Nachevaluation der Schweizer Flughäfen

Expertenteam hat Infrastruktur überprüft

Medienmitteilungen, BJ, 13.02.2009

Bern. Von Montag bis Freitag haben Experten aus den Schengen-Staaten sowie der EU-Institutionen (Ratssekretariat und Kommission) die Flughäfen von Zürich, Basel und Genf nochmals auf deren Schengen-Tauglichkeit hin geprüft. Diese Nachevaluation war erforderlich, weil die notwendige Infrastruktur dieser Flughäfen anlässlich der ersten Evaluation im August 2008 noch nicht fertig gestellt war.

Ende August 2008 hatten Schengener Flughafen-Experten die Abläufe bei den Grenzkontrollen sowie die dazu notwendigen Einrichtungen an den Schweizer Flughäfen geprüft. Schengen erfordert eine Trennung der Passagierströme zwischen Schengen-externen und Schengen-internen Flügen. Bei Flügen nach und aus Nicht-Schengen-Staaten sind systematische Personenkontrollen durchzuführen, wogegen bei Schengen-internen Flügen die Personenkontrollen entfallen. Die damalige Prüfung ergab, dass an den drei grossen Landesflughäfen noch nicht alles schengen-konform war. So war insbesondere die für die Trennung der Passagierströme erforderliche neue Infrastruktur noch nicht fertiggestellt.

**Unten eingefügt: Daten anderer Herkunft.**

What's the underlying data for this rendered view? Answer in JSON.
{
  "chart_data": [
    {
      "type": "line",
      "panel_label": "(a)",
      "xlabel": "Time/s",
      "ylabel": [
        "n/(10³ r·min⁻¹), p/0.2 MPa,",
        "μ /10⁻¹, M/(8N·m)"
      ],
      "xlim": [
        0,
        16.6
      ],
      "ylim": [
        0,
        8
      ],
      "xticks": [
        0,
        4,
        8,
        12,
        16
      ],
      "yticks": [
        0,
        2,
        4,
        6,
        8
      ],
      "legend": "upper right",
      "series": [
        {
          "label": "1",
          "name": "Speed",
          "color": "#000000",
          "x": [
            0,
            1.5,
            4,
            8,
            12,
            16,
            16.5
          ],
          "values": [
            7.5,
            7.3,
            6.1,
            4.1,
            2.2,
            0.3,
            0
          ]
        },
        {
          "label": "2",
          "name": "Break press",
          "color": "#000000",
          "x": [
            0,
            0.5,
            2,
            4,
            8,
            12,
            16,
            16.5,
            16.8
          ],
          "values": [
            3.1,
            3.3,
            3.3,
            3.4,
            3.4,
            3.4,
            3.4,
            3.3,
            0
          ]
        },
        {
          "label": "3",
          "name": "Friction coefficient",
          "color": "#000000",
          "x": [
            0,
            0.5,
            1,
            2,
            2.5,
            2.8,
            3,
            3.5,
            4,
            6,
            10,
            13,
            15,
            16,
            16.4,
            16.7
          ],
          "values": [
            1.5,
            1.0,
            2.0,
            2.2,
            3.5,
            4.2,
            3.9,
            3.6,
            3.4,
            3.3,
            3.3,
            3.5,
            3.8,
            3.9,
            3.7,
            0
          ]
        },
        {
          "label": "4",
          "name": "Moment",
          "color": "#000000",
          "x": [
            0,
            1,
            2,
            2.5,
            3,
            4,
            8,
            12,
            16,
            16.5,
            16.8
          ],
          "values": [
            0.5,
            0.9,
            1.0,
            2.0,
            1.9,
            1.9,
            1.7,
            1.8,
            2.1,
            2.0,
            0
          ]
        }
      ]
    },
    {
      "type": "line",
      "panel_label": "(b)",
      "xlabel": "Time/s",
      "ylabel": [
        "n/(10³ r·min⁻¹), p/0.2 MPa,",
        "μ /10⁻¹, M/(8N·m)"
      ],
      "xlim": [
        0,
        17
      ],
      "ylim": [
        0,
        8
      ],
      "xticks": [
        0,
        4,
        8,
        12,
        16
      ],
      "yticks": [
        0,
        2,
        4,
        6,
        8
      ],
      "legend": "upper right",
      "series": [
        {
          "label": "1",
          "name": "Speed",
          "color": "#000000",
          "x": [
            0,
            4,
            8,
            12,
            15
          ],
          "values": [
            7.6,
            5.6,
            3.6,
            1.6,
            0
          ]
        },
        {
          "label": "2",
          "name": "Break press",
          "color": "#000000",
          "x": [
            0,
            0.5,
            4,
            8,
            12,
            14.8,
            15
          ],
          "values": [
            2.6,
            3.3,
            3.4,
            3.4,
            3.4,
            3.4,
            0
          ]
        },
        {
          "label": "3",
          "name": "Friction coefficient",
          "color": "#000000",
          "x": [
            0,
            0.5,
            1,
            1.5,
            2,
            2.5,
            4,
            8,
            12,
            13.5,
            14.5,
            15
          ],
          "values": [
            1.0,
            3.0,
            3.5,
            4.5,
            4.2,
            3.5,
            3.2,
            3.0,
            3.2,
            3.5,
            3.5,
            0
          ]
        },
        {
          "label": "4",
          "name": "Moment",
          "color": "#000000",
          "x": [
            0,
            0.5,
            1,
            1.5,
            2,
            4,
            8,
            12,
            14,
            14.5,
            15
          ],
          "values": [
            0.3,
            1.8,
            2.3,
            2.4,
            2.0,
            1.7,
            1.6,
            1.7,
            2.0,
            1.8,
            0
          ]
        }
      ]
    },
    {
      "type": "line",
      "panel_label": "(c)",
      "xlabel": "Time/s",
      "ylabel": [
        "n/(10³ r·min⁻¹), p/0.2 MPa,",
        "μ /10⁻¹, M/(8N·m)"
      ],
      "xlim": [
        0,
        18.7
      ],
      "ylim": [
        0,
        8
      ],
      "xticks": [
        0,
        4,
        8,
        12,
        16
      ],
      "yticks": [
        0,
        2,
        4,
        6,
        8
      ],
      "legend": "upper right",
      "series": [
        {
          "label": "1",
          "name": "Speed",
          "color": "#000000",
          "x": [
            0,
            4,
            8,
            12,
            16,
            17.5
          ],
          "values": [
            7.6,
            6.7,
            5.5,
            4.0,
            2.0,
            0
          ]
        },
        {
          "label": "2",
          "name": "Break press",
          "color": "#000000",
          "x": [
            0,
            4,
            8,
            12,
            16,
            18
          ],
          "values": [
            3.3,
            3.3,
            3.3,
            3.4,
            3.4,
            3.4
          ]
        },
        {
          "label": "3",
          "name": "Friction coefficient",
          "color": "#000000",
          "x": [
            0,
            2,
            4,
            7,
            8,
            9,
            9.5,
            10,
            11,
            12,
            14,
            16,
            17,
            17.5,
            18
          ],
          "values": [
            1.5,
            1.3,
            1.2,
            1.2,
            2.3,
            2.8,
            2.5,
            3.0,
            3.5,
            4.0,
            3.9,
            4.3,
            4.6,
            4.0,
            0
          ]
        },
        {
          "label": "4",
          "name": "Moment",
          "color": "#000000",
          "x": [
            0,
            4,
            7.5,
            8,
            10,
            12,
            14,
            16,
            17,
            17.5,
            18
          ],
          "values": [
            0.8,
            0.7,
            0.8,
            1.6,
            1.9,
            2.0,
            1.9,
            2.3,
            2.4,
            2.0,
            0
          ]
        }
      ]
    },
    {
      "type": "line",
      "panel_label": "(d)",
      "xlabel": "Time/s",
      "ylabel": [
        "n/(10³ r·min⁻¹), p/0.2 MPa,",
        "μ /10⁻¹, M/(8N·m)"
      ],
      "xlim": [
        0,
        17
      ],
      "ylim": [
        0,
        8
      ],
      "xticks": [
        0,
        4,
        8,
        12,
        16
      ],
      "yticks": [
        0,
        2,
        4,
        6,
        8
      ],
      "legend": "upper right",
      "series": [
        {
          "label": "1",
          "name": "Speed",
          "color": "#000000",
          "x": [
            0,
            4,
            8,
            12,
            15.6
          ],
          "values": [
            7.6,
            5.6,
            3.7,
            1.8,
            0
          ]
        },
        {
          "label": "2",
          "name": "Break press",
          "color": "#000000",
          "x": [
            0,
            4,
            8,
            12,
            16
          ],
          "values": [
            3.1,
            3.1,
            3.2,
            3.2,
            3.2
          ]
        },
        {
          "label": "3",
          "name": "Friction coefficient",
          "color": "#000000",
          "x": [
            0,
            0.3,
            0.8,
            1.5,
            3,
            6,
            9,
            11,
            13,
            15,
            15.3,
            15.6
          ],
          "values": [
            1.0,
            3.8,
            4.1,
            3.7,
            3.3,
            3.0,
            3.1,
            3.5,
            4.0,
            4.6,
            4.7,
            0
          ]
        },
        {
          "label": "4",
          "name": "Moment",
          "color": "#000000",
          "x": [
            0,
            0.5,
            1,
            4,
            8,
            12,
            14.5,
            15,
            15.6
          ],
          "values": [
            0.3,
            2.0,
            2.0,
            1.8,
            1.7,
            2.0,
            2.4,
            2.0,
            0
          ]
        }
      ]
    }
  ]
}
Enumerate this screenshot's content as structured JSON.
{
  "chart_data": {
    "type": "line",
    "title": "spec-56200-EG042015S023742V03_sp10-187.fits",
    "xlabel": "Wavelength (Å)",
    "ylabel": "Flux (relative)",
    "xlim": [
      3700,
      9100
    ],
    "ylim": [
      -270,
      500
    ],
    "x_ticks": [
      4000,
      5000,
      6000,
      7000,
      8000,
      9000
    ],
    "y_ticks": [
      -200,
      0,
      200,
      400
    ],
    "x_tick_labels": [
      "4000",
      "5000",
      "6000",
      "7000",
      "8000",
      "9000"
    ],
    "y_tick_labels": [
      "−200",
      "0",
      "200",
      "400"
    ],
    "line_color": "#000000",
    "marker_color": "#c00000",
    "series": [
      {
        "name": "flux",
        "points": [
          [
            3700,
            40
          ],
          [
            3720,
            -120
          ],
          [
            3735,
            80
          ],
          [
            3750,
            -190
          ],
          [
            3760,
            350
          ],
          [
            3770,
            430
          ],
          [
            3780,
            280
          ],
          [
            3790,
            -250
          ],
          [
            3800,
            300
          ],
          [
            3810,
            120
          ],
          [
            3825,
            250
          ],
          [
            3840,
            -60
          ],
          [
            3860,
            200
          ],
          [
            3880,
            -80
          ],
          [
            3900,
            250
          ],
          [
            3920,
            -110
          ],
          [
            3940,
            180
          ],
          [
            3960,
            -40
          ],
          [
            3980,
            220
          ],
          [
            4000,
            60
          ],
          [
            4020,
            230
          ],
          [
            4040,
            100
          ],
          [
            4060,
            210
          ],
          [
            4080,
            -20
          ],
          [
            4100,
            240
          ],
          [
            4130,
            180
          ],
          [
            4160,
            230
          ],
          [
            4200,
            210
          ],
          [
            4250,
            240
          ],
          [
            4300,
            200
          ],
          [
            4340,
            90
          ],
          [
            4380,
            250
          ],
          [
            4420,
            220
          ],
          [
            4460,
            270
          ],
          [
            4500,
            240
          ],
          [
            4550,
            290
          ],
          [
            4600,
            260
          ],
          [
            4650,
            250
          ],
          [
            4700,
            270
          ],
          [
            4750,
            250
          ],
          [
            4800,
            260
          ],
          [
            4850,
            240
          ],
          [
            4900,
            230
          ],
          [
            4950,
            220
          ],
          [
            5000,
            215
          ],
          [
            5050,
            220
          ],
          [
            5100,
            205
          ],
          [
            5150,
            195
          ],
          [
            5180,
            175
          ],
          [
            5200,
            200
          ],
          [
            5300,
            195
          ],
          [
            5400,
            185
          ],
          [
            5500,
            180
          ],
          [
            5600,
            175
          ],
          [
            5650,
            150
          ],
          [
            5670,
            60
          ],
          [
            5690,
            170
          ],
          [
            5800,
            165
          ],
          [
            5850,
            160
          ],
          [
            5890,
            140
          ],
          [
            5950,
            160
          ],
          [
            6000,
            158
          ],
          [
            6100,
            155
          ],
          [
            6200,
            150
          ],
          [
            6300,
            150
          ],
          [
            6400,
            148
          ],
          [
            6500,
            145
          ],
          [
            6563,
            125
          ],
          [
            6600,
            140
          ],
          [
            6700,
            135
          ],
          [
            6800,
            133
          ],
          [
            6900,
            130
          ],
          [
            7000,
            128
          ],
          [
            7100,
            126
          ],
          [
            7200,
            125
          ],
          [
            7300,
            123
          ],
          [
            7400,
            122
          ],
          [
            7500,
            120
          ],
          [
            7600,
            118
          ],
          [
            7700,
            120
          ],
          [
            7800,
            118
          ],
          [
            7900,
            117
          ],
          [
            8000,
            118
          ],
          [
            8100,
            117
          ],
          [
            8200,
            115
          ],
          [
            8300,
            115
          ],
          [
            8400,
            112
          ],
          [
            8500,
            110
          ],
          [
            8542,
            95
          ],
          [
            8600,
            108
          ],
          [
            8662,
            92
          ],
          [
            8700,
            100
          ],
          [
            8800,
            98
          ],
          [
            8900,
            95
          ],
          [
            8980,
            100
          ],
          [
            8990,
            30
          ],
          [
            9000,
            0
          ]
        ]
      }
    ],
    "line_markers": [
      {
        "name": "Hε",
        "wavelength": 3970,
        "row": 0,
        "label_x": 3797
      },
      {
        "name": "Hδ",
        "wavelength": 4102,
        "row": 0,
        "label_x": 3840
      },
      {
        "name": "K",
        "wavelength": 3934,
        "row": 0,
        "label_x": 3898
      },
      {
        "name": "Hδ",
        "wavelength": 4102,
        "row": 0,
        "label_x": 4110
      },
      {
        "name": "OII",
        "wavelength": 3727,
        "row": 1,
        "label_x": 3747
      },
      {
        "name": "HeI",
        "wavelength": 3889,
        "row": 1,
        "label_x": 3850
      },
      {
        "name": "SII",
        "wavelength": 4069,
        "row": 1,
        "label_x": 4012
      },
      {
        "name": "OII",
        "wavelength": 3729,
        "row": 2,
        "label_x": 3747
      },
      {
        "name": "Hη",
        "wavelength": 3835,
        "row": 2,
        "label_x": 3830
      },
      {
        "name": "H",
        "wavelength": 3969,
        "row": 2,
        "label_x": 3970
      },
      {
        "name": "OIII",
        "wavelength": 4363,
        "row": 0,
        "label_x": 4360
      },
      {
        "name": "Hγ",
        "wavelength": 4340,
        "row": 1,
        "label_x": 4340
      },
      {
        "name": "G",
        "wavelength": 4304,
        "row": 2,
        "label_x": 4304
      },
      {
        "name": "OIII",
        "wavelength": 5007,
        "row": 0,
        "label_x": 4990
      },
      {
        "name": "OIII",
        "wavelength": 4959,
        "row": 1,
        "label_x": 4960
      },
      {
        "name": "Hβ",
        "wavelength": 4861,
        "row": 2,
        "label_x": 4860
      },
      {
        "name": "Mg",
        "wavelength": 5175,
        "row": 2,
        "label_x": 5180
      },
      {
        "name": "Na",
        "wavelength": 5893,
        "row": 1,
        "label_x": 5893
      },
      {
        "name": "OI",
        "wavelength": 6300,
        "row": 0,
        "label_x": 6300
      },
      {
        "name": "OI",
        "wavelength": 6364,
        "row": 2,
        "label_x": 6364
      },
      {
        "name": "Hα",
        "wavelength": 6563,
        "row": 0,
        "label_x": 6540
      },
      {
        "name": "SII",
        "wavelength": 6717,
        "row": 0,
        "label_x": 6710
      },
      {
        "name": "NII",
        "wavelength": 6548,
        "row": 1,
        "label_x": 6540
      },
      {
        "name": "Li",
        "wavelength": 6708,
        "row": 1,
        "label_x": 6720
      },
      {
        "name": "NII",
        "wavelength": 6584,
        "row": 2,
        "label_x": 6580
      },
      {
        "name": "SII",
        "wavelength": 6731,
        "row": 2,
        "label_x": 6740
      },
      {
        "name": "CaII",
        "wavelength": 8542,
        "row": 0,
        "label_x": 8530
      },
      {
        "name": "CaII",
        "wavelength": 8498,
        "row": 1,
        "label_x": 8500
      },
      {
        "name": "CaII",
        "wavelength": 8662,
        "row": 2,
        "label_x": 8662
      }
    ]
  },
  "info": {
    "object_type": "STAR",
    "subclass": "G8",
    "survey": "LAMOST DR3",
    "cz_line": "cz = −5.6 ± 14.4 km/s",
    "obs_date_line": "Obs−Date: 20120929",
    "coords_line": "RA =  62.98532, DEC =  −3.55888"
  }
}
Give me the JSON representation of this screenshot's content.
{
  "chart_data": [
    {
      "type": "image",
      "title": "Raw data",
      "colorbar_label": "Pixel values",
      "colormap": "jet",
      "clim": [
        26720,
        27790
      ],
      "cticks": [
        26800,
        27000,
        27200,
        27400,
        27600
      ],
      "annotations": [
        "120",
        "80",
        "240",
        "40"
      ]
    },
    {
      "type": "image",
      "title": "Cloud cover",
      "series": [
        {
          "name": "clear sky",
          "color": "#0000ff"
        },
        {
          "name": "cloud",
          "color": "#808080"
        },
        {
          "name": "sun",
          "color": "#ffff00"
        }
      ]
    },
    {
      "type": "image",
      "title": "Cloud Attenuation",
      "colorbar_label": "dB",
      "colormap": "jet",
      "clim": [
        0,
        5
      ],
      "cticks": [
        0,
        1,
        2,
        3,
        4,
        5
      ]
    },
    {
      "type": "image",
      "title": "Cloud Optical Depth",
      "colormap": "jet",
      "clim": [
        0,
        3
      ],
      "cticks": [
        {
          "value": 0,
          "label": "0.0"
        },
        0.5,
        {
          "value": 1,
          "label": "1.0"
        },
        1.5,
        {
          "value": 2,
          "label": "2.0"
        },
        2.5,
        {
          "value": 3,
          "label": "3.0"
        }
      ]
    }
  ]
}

Diese Woche fand nun die Nachevaluation statt. Ergibt diese, dass alle die für die Flughäfen relevanten Schengener-Bestimmungen korrekt umgesetzt worden sind, können die Personenkontrollen auf Binnenflügen wie geplant auf den Flugplanwechsel vom 29. März 2009 aufgehoben werden. Die Personenkontrollen an den Landesgrenzen sind bereits am 12. Dezember 2008 mit dem Beginn der operationellen Zusammenarbeit zwischen der Schweiz und der EU im Rahmen der Assoziierungsabkommen von Schengen und Dublin aufgehoben worden.